RNA Therapy

siRNA-targeted therapy is an emerging therapeutic field after small molecules and antibodies, an outstanding advantage of RNA-targeted therapy is that the identification of drug candidates only needs to determine the target area related to the disease process in RNA, and for any target gene, the corresponding small nucleic acid can be designed to regulate its expression, so RNA therapy has great application potential in traditional undruggable diseases or targets, bringing revolutionary breakthroughs to the research and development of targeted drugs.

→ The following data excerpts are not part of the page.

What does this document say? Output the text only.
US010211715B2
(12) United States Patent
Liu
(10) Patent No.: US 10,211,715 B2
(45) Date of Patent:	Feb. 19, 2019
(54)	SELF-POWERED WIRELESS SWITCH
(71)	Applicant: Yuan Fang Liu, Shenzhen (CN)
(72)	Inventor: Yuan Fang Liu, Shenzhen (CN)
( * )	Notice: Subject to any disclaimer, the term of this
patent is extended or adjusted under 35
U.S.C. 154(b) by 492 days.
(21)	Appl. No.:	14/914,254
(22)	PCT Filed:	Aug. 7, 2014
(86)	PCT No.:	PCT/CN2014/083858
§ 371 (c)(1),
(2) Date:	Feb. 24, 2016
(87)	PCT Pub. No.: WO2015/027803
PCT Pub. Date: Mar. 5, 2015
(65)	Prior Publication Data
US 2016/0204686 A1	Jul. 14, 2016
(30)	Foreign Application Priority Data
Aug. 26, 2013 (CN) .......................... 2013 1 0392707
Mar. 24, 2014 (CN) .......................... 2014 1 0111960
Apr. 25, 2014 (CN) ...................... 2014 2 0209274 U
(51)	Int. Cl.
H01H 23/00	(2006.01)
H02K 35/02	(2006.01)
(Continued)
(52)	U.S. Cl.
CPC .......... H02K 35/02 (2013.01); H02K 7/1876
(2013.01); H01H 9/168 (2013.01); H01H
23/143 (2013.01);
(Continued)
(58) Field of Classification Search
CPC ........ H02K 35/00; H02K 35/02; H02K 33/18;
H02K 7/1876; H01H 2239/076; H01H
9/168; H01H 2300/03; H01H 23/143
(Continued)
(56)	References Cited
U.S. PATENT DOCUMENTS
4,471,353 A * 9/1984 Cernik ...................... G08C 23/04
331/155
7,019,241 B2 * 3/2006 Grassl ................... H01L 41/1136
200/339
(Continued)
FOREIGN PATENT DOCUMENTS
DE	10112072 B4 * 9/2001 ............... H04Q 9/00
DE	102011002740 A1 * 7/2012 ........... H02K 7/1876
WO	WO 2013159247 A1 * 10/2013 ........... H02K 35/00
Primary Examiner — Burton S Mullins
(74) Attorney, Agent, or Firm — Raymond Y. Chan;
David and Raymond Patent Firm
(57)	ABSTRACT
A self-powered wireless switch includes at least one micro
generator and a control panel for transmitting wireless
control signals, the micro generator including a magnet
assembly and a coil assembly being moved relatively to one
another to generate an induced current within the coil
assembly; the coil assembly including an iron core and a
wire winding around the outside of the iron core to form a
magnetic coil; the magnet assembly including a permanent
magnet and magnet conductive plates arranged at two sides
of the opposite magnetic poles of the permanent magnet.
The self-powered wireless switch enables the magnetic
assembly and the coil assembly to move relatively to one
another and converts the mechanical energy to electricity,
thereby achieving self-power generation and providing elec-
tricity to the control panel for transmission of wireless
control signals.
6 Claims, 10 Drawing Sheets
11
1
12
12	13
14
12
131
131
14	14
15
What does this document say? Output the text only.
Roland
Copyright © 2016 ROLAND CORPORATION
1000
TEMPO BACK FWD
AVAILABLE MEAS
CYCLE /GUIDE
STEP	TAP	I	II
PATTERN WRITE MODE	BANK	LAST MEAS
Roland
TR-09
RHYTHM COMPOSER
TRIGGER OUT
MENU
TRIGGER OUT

Dr. Paul Zamecnik discovered antisense nucleic acids in 1978, pioneering RNA-targeted therapy. RNA-targeted therapy is based on targeted messenger RNA, which regulates the expression of proteins by regulating messenger RNA to treat diseases. Common RNA-targeted therapy techniques include antisense oligonucleotide and small interference RNA, as well as microRNA, small activating RNA and RNA editing. RNA-targeting techniques typically utilize cellular machinery naturally present in the human body, such as RNaseH and RISC, to regulate RNA expression and are relatively safe.

RNA-targeted therapy targets messenger RNA through specific base pairing, which has better specificity and less off-target effects. RNA targeting also has a long drug effect, taking small interfering nucleic acids as an example, it has been able to achieve a dose every 3 to 6 months. At present, 13 oligonucleotide drugs have been approved for marketing worldwide, of which 8 use antisense oligonucleotide technology and 5 are small interfering nucleic acid drugs.